May 31, 2017
On Wednesday, 31 May 2017 at 17:23:46 UTC, Ali Çehreli wrote:
> On 05/30/2017 11:50 PM, Daniel Kozak via Digitalmars-d-learn wrote:
>
> > How do you compile it? When I use ldc2 -O3  -release
> -mcpu=bdver1 lc.d
> > my code is even faster than wc
>
> My bad: I'm not familiar with ldc's optimization options. (I used -O3 but not -release) Now I get the same performance as 'wc -l' when I add -release.
>
> Ali

It seems to me that your initial result is more interesting: you manage to get faster than wc *while keeping bound safety*. At a time where safety is finally getting the importance it should always have had showing that you can write fast code without sacrifiying any of it is important I think.
May 31, 2017
On Tue, May 30, 2017 at 05:13:46PM -0700, Ali Çehreli via Digitalmars-d-learn wrote: [...]
> I could not make the D program come close to wc's performance when the data was piped from stdin.
[...]

Hmm. This is a particularly interesting case, because I adapted some of my algorithms to handle reading from stdin (i.e., std.mmfile is not an option), and I could not get it to reach wc's performance!  I even installed ldc just to see if that made a difference... it was somewhat faster than gdc, but still, the timings were about twice as slow as wc.

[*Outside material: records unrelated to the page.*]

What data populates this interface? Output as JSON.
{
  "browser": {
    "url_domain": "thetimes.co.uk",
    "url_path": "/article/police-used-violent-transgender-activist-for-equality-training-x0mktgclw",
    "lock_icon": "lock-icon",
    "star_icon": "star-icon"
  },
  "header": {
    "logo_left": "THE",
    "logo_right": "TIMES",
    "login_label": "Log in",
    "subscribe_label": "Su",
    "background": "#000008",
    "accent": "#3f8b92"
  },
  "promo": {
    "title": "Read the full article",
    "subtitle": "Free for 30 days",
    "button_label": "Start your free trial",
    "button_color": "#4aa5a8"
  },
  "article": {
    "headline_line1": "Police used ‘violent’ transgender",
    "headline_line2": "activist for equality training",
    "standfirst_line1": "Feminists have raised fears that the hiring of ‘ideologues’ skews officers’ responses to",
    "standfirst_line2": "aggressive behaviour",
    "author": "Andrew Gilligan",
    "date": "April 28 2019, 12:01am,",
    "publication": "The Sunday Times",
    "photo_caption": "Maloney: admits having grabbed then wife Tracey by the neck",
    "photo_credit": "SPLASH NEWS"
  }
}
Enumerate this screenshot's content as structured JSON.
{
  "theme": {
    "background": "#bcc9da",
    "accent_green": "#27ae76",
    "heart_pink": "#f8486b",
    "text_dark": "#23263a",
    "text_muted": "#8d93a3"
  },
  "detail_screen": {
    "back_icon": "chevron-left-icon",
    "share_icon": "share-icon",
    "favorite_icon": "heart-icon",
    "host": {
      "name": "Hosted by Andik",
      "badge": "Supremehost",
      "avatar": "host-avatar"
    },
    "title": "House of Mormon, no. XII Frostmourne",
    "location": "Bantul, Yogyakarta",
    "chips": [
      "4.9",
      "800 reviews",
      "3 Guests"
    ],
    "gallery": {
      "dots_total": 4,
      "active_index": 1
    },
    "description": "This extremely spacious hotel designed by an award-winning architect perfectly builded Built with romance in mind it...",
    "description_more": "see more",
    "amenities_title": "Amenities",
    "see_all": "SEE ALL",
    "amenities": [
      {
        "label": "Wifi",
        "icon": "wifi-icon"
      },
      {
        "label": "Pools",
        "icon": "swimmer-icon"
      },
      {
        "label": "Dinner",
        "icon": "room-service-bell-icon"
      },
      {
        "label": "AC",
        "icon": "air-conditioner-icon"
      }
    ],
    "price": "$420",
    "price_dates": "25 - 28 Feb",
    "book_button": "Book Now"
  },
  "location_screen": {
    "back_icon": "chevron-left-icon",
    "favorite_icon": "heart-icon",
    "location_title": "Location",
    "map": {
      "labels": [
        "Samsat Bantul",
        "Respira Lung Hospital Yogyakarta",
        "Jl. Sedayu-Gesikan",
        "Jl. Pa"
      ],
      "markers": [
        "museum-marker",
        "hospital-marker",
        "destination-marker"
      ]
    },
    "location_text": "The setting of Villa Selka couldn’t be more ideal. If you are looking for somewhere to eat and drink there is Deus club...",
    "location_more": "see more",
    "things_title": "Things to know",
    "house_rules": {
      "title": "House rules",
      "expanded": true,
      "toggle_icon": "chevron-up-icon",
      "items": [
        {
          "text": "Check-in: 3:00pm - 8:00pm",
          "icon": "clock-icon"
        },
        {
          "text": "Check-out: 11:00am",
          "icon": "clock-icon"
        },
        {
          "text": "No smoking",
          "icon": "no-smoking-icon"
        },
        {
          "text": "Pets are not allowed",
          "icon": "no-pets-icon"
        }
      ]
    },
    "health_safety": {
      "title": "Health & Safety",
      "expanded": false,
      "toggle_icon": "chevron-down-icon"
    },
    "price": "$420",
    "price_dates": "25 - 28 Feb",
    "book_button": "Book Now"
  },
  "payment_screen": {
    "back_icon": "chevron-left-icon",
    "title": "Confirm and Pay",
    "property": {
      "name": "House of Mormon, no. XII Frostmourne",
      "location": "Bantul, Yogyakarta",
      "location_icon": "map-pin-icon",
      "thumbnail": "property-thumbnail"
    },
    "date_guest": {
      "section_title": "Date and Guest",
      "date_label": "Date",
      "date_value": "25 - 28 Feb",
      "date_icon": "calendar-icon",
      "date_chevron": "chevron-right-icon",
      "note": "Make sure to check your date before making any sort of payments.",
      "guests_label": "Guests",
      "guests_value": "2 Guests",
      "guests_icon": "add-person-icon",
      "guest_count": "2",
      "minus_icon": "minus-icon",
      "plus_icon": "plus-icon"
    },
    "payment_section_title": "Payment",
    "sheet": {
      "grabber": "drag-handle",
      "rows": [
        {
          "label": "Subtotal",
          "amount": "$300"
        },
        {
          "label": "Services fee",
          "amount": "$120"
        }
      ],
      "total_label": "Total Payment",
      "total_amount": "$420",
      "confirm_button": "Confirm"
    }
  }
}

I did some digging around, and it seems that wc is using glibc's memchr, which is highly-optimized, whereas std.algorithm.count just uses a simplistic loop. Which is strange, because I'm pretty sure somebody optimized std.algorithm some time ago to use memchr() instead of a loop when searching for a byte value in an array.  Whatever happened to that??


T

-- 
Sometimes the best solution to morale problems is just to fire all of the unhappy people. -- despair.com
May 31, 2017
On Tuesday, 30 May 2017 at 23:41:01 UTC, H. S. Teoh wrote:
> On Tue, May 30, 2017 at 08:02:38PM +0000, Nitram via Digitalmars-d-learn wrote:
>> After reading https://dlang.org/blog/2017/05/24/faster-command-line-tools-in-d/ , i was wondering how fast one can do a simple "wc -l" in D.
>> 
> size_t lineCount3(string filename)
> {
>     import std.mmfile;
>
>     auto f = new MmFile(filename);
>     auto data = cast(ubyte[]) f[];
>     size_t c;
>
>     foreach (i; 0 .. data.length)
>     {
>         if (data[i] == '\n') c++;
>     }
>     return c;
> }
>
> // real    0m0.242s
> // user    0m1.151s
> // sys     0m0.057s

You should try something more like
    auto data = cast(ulong[]) f[];

     foreach (i; 0 .. data.length/ulong.sizeof)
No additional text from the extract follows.